Some of the findings have been incredible.

Spiegel told the story of a young adult suffering from severe Crohn’s disease, which forced him to spend 100 days of the last year in the hospital. The most healing environment he can think of, however, is his grandmother’s living room. Spiegel’s team was able to place a Samsung 360 camera in the grandmother’s living room then give the patient a VR headset to virtually transport him there. The experience nearly brought him to tears and is a perfect example of how VR can make patients in hospital treatment more comfortable.

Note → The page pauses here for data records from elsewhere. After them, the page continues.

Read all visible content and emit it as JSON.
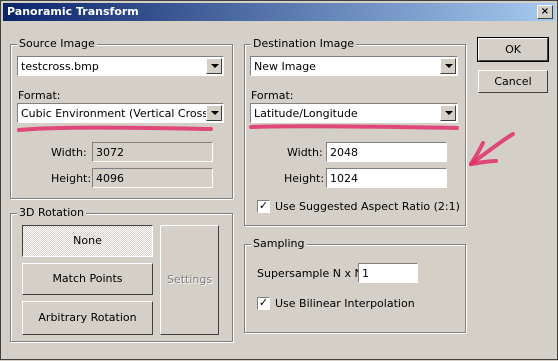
{
  "window": {
    "title": "Panoramic Transform"
  },
  "buttons": {
    "ok": "OK",
    "cancel": "Cancel"
  },
  "source": {
    "group_title": "Source Image",
    "image_value": "testcross.bmp",
    "format_label": "Format:",
    "format_value": "Cubic Environment (Vertical Cross)",
    "width_label": "Width:",
    "width_value": "3072",
    "height_label": "Height:",
    "height_value": "4096"
  },
  "destination": {
    "group_title": "Destination Image",
    "image_value": "New Image",
    "format_label": "Format:",
    "format_value": "Latitude/Longitude",
    "width_label": "Width:",
    "width_value": "2048",
    "height_label": "Height:",
    "height_value": "1024",
    "aspect_label": "Use Suggested Aspect Ratio (2:1)",
    "aspect_checked": true
  },
  "rotation": {
    "group_title": "3D Rotation",
    "none_label": "None",
    "match_label": "Match Points",
    "arbitrary_label": "Arbitrary Rotation",
    "settings_label": "Settings"
  },
  "sampling": {
    "group_title": "Sampling",
    "supersample_label": "Supersample N x N:",
    "supersample_value": "1",
    "bilinear_label": "Use Bilinear Interpolation",
    "bilinear_checked": true
  },
  "colors": {
    "annotation": "#e0306a",
    "titlebar": "#0a246a"
  }
}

Spiegel’s team also had success using VR to help men with high blood pressure. Inside of the VR program, users are transported into a kitchen and educated on which types of food contain sodium. The program then brings users inside a human body, where they can see the targeted impact of the sodium intake.

Spiegel’s dream is to see a VR pharmacy where the right treatment experience is mapped to the right patient.

Virtual and augmented reality are creating novel methods in health care for treatment, training, and doctor collaboration. These are just a few examples of practical uses showing VR’s potential applied to medicine. In many ways, however, this is only the beginning of what’s to come as VR and AR mature.

Technology doesn’t always need to feel like magic, but when it can for a struggling patient or doctor seeking access to training, that’s an extraordinary thing for health care.